How does Utah Get 6.0% Unemployment?
This weekend, my college buddy John Gurney (an economist by training and CPA by practice) posted some footnotes under that title on his “econscius” blog. In short, Mr. Gurney observes:
- Utah’s 6.0% unemployment rate (July 2012) compares favorably to regional powerhouse California (10.7%) and neighbor Nevada (12.0%).
- Utah was the 3rd fastest growing state 2000-2010.
- Utah has a bunch of other statistics that support his point that it is a “business friendly” state, to which I would agree.
So what? The post lays out the facts and lets you draw your own conclusions. Just the facts, ma’am, but it got me thinking.
Salt Lake Tribune: “Utah data reveal unprecedented depths of recession job losses; Youthful workers who stopped looking masked magnitude of unemployment.”
The first thought when I hear Utah is the Mormon church. Yes, no, maybe the LDS provides the secret sauce in Utah’s Big Mo, but the Saints go marching on across the west, with significant presence in Idaho (7.5% unemployment), Arizona (8.3%), etc. The church does provide many members with international experience through mission work, which may give Utah employers a leg up in the international marketplace.
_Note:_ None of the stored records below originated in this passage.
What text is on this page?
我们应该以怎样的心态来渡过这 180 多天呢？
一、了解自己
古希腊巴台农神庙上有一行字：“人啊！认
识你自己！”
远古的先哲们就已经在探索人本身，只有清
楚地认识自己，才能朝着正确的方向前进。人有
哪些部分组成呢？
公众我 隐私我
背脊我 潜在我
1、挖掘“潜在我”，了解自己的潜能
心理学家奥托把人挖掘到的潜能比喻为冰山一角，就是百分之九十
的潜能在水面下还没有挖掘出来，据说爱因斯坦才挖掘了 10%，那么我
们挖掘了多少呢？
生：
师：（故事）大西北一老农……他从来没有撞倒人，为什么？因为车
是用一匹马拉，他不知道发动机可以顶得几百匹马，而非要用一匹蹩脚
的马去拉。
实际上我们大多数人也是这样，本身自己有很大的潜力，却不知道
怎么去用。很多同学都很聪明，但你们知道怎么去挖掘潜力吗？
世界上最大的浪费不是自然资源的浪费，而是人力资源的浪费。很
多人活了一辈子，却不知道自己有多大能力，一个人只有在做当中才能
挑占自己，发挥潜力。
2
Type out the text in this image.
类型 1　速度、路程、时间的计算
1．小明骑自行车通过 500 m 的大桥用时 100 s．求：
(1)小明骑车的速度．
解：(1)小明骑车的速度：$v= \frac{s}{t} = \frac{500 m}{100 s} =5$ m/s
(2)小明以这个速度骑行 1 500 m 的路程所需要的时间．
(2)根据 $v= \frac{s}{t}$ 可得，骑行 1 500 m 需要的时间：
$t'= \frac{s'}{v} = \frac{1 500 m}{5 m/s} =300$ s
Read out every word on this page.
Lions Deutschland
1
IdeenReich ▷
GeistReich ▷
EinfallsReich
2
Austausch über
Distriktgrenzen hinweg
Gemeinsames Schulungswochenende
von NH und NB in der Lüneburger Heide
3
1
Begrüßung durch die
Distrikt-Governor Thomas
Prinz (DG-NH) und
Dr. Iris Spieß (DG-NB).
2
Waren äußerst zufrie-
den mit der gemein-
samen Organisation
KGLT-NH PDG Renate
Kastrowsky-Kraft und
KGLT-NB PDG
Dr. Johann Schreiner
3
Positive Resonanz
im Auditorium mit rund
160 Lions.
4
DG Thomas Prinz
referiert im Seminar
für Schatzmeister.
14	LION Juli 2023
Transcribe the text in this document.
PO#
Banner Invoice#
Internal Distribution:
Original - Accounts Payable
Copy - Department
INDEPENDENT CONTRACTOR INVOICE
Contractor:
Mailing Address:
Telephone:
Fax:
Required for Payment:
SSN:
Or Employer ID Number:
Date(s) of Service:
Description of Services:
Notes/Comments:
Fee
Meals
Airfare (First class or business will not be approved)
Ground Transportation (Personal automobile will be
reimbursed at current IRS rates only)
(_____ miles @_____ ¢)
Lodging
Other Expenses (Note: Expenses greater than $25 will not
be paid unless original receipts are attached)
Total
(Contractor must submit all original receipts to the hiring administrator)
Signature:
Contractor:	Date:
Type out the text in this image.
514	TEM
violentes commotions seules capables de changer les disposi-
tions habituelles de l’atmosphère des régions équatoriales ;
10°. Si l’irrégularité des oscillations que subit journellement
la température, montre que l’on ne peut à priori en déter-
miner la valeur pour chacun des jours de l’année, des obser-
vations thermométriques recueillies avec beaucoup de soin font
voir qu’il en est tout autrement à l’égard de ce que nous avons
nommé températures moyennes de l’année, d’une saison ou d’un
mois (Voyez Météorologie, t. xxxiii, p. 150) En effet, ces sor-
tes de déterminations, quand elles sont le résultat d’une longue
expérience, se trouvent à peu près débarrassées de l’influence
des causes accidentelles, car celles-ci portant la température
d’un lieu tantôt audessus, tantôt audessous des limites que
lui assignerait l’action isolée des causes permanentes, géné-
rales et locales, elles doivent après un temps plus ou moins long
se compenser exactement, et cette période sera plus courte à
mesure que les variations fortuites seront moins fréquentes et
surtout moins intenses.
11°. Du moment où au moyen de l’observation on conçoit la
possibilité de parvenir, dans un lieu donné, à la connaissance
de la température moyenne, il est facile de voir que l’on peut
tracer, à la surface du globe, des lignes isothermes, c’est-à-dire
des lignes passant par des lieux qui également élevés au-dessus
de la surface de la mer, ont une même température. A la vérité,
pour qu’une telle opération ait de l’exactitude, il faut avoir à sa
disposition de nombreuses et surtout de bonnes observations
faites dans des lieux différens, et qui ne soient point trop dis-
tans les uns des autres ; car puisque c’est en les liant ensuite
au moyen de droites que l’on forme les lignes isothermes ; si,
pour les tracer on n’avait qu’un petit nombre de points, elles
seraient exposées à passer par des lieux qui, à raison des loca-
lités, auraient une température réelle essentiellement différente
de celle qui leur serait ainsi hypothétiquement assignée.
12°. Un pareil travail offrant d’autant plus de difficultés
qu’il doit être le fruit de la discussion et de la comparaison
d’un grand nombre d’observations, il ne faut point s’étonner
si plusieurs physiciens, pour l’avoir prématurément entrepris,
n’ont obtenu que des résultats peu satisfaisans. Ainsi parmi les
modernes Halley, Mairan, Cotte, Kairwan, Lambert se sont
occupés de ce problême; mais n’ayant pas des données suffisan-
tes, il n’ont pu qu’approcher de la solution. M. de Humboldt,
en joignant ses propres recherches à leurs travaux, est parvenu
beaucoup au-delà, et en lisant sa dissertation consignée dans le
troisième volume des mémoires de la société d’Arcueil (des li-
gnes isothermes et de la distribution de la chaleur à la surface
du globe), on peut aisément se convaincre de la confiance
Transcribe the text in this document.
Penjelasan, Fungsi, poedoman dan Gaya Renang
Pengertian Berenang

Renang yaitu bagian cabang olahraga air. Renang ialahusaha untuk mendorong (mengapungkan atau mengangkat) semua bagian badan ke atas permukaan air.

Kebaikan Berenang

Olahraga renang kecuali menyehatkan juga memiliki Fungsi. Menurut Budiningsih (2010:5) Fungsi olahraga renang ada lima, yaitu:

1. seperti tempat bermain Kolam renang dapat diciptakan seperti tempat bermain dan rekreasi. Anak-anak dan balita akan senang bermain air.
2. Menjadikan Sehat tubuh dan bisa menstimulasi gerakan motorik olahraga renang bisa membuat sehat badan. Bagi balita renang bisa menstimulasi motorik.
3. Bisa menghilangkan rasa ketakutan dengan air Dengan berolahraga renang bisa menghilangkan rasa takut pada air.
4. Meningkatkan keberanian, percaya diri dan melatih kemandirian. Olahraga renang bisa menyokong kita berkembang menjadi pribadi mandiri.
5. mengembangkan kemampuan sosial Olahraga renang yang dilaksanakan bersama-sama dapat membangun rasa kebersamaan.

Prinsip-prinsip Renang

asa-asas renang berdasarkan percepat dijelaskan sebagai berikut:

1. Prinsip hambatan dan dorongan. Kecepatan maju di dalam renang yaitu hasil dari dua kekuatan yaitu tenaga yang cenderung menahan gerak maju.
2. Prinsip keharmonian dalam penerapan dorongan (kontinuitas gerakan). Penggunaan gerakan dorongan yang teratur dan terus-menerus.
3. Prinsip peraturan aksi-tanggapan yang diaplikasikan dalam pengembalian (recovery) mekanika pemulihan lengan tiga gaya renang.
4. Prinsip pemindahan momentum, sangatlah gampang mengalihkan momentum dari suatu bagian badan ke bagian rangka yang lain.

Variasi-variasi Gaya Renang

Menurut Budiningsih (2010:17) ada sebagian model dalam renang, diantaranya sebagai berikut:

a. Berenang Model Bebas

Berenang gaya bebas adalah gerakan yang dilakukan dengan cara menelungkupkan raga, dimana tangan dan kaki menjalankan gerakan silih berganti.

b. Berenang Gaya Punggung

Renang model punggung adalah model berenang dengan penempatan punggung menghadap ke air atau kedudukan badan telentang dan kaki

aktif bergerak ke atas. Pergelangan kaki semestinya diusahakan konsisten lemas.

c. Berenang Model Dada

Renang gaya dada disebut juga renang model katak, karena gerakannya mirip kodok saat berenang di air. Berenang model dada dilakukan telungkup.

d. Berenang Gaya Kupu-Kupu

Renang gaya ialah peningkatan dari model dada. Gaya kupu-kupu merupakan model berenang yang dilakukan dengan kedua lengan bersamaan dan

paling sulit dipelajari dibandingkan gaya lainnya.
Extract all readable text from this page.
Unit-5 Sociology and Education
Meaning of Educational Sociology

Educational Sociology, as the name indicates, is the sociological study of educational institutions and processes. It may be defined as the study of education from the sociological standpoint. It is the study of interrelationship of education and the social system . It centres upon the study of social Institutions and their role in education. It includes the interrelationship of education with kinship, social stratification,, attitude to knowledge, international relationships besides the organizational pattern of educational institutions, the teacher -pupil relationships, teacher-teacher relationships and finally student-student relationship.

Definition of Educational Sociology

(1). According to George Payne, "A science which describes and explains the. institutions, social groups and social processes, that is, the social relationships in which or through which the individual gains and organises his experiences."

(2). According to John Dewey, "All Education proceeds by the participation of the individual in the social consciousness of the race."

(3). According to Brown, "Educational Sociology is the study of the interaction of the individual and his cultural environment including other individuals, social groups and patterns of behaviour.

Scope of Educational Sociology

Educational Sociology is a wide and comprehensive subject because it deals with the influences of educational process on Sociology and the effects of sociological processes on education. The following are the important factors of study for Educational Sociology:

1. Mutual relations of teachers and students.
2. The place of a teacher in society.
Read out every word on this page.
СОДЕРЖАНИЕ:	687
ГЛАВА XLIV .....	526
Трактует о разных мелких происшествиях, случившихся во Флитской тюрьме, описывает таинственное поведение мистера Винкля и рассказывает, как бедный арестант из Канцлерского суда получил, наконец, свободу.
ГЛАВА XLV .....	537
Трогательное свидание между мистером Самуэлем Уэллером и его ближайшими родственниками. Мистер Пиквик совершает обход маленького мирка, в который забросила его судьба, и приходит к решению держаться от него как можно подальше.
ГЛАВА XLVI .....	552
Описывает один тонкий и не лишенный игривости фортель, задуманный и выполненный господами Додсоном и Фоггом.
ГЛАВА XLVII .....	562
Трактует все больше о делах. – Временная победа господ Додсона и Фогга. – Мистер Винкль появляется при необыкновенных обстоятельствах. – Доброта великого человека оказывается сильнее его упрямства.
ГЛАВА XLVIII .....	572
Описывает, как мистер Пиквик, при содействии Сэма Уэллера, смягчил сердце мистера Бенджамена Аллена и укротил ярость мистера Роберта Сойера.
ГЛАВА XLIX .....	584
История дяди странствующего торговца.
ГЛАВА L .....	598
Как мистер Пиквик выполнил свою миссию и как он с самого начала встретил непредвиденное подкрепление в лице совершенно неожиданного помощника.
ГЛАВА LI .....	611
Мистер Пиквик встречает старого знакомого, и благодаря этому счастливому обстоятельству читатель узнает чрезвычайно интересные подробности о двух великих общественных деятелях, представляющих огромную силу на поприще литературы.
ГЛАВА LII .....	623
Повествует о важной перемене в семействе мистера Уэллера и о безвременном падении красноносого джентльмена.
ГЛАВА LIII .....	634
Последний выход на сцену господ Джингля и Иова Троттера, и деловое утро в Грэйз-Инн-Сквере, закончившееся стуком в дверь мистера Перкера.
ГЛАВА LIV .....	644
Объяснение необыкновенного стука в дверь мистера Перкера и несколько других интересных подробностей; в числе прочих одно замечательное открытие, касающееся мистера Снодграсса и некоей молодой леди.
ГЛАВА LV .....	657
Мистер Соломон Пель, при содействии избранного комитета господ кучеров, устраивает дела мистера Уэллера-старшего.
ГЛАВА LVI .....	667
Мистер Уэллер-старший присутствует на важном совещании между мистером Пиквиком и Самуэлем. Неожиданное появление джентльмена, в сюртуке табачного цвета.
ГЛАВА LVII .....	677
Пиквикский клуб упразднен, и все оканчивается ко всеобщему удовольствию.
My second Utah thought is mountains and deserts and Public Lands. Moab and Park City. Arches to Zion. The Associated Press recently reported in a story picked up by the LA Times that “the outdoor industry and related services represent a sizeable chunk of Utah’s income — roughly $4 billion a year, or 5 percent of the state’s gross product.”
Utah, like most Western states, has a love-hate relationship with Public Lands, especially those controlled by distant federal bureaucrats in Washington, DC. Utah Gov. Gary Herbert, “a staunch supporter mining, oil and gas development” is a soldier of the old Sagebrush Rebellion seeking more local control. On the other hand, groups like Envision Utah, lauded by former Maryland Governor Parris Glendening at the Western Planner Conference, have sought to bring disparate interests in Western states together to balance conservation and development.
Salt Lake Tribune profile on heavy waxy crude oil development in the Uinta Basin around Vernal, Utah.
Ever since one-armed John Wesley Powell trekked through the Canyonlands after the US Civil War, public and private interests have engaged in a tug-of-war for the soul of the interior West. Coal, oil and natural gas provide the resources to drive our domestic economy and minimize reliance on fickle foreign sources of energy. Yet the natural environment provides the energy to sooth the savage soul, and many (many) Americans will pay well for access to wilderness.
Maybe Theodore Roosevelt, with his experience up in the Dakota badlands, said it best: “The conservation of natural resources is the fundamental problem. Unless we solve that problem it will avail us little to solve all others.”